Two Hens suddenly attacking almost everyone else...almost

bripms

In the Brooder
Apr 16, 2023
4
19
29
I've got a sudden and intense issue with my flock.

For reference: 4 hens, 1 rooster, all together since hatch.

They are in a tractor style run in the yard that has an indoor and outdoor section and is 8ft by 2ft total. They have an auto filling waterer, plenty of food, and have not--to my knowledge--been bothered by and rodents or the like.

We live with 4 kids and 3 big dogs who all run and play in the yard but don't interact with or near the coop.

All the girls save one have stopped laying (they were born April 29 of this year, 2024)

Okay:

A few days ago I found my rooster cowering in a corner nearly beaten to death. Head completely bald, bloody, eye swollen shut, beak bleeding, feather pulled out all along his back. I took him to quail hospital in my house and let him rest for two days, he healed up great, the damage wasn't as bad as it seemed, and by the end of the day he was crowing in his little box.

Early on his second day of recovery I found a hen also cowering, frantic, refusing to go near the other 3 girls. When I pushed her into the open area with then, two of them descended on her, so I took her out and put her with Roo. They are sweet to each other and they hung out in the hospital easily. I put them both back in the next day and watched my largest hen attack him, immediately bloodied him again, so I yanked her out and put her in cardboard jail.

She's been there for a day, and now my coop is three gals and the roo.

One of the gals is roos girlfriend and she is being left mostly alone by the other birds but she panics if they come near her.

One of the gals is our resident escape artist and general basket case who has not been involved in a single instance of conflict.

The last remaining gal has taken up the agitator role to attack the rooster whenever she sees him.

We are planning to take roo out and put the nasty one back in to see if time out has chilled her out. If it has we'll put him in and see what happens.

I'm just wondering what would cause two hens to completely flip like this, and only target two of the birds.

It may be worth noting: main agitator is a speckly dark brown, secondary agitator is solid white, uninvolved party is black, the two targeted birds are both a blonde cinnamon color. We thought maybe they have a problem with the birds based on color?

I'm at a total loss, they have never had conflict before (other than the one trying to escape every time you open the hatch) and we have had happy girls and eggs every day since they were 7 weeks.

Other than eating two of them, we don't really have space to have a quail apartment to separate them.

Also, I have 33 babies in a brooder and a big aviary being built so they'll be integrated with a big flock in the near future.

Any advice?
 
Maybe there fighting for room? Pics of the coop and run would be good.
Do you notice those two being sick of any sorts?
If a chicken is sick, the flock will try to kill it so that they dont get sick. I dont think its a color issue...
I have a feeling this is happening due to space.
 
I believe they are quail. :D

I've had quail fight like that--randomly start attacking. I usually separate them, but try to keep them next to each other so they can chill out but not able to do any damage.

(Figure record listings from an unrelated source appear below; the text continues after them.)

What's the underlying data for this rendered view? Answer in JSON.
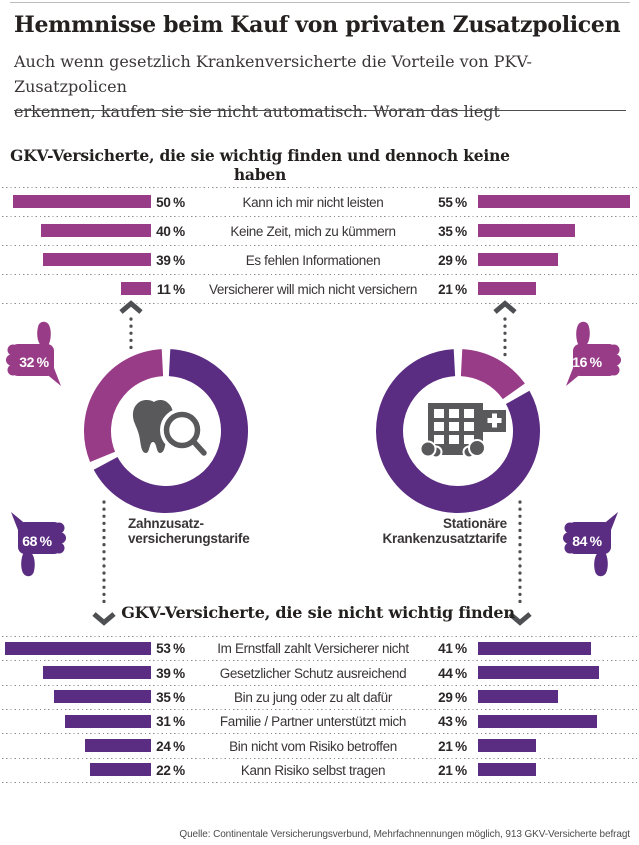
{
  "page": {
    "title": "Hemmnisse beim Kauf von privaten Zusatzpolicen",
    "subtitle_line1": "Auch wenn gesetzlich Krankenversicherte die Vorteile von PKV-Zusatzpolicen",
    "subtitle_line2": "erkennen, kaufen sie sie nicht automatisch. Woran das liegt",
    "source": "Quelle: Continentale Versicherungsverbund, Mehrfachnennungen möglich, 913 GKV-Versicherte befragt"
  },
  "colors": {
    "magenta": "#993c88",
    "purple": "#5a2c82",
    "icon_gray": "#59595b",
    "arrow_gray": "#4e4f53"
  },
  "chart_data": [
    {
      "id": "barriers-important",
      "type": "bar",
      "title": "GKV-Versicherte, die sie wichtig finden und dennoch keine haben",
      "unit": "%",
      "color": "#993c88",
      "categories": [
        "Kann ich mir nicht leisten",
        "Keine Zeit, mich zu kümmern",
        "Es fehlen Informationen",
        "Versicherer will mich nicht versichern"
      ],
      "series": [
        {
          "name": "Zahnzusatz-versicherungstarife",
          "values": [
            50,
            40,
            39,
            11
          ]
        },
        {
          "name": "Stationäre Krankenzusatztarife",
          "values": [
            55,
            35,
            29,
            21
          ]
        }
      ]
    },
    {
      "id": "barriers-not-important",
      "type": "bar",
      "title": "GKV-Versicherte, die sie nicht wichtig finden",
      "unit": "%",
      "color": "#5a2c82",
      "categories": [
        "Im Ernstfall zahlt Versicherer nicht",
        "Gesetzlicher Schutz ausreichend",
        "Bin zu jung oder zu alt dafür",
        "Familie / Partner unterstützt mich",
        "Bin nicht vom Risiko betroffen",
        "Kann Risiko selbst tragen"
      ],
      "series": [
        {
          "name": "Zahnzusatz-versicherungstarife",
          "values": [
            53,
            39,
            35,
            31,
            24,
            22
          ]
        },
        {
          "name": "Stationäre Krankenzusatztarife",
          "values": [
            41,
            44,
            29,
            43,
            21,
            21
          ]
        }
      ]
    },
    {
      "id": "donut-dental",
      "type": "donut",
      "label_lines": [
        "Zahnzusatz-",
        "versicherungstarife"
      ],
      "center_icon": "tooth-magnifier-icon",
      "unit": "%",
      "slices": [
        {
          "name": "thumbs-up",
          "value": 32,
          "color": "#993c88",
          "icon": "thumbs-up-icon"
        },
        {
          "name": "thumbs-down",
          "value": 68,
          "color": "#5a2c82",
          "icon": "thumbs-down-icon"
        }
      ]
    },
    {
      "id": "donut-hospital",
      "type": "donut",
      "label_lines": [
        "Stationäre",
        "Krankenzusatztarife"
      ],
      "center_icon": "hospital-icon",
      "unit": "%",
      "slices": [
        {
          "name": "thumbs-up",
          "value": 16,
          "color": "#993c88",
          "icon": "thumbs-up-icon"
        },
        {
          "name": "thumbs-down",
          "value": 84,
          "color": "#5a2c82",
          "icon": "thumbs-down-icon"
        }
      ]
    }
  ]
}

I would try to keep the hen to rooster ratio about 5 or 6 to 1--maybe the hens just were stressed from being overbred by the rooster. Or it could just be hormones. I would hope they would chill out after their breeding season comes to an end. Maybe try reducing their light and reintroducing them after that.
 
Maybe there fighting for room? Pics of the coop and run would be good.
Do you notice those two being sick of any sorts?
If a chicken is sick, the flock will try to kill it so that they dont get sick. I dont think its a color issue...
I have a feeling this is happening due to space.
I would be surprised if it was a space issue. 16 square feet of space for 5 quail puts them at more than three square feet per bird which is way above the suggested minimum.

They are much smaller than chickens. The largest is only slightly bigger than a grapefruit.
 
I would be surprised if it was a space issue. 16 square feet of space for 5 quail puts them at more than three square feet per bird which is way above the suggested minimum.

They are much smaller than chickens. The largest is only slightly bigger than a grapefruit.
Sounds good!
Although I have heard stories of people who have hens that start acting like roosters. Could that be it? Are you positive you only have one rooster?
 
Sounds good!
Although I have heard stories of people who have hens that start acting like roosters. Could that be it? Are you positive you only have one rooster?
I'm not 100%, although with five birds getting 4 eggs a day (sometimes three) I assumed, and since I've seen the one guy crow often and no one else, and I've seen him mount everyone else. I guess I'm assuming on some level.

Seems like one of the offending aggressive birds if highly possessive of the uninvolved one, and only freaks out if anyone gets close to her friend.
 
I'm not 100%, although with five birds getting 4 eggs a day (sometimes three) I assumed, and since I've seen the one guy crow often and no one else, and I've seen him mount everyone else. I guess I'm assuming on some level.

Seems like one of the offending aggressive birds if highly possessive of the uninvolved one, and only freaks out if anyone gets close to her friend.
Then your probably right lol!
Did chicken jail help?
Maybe you should separate the one she feels the need to guard over and see if that can get her use to not having her.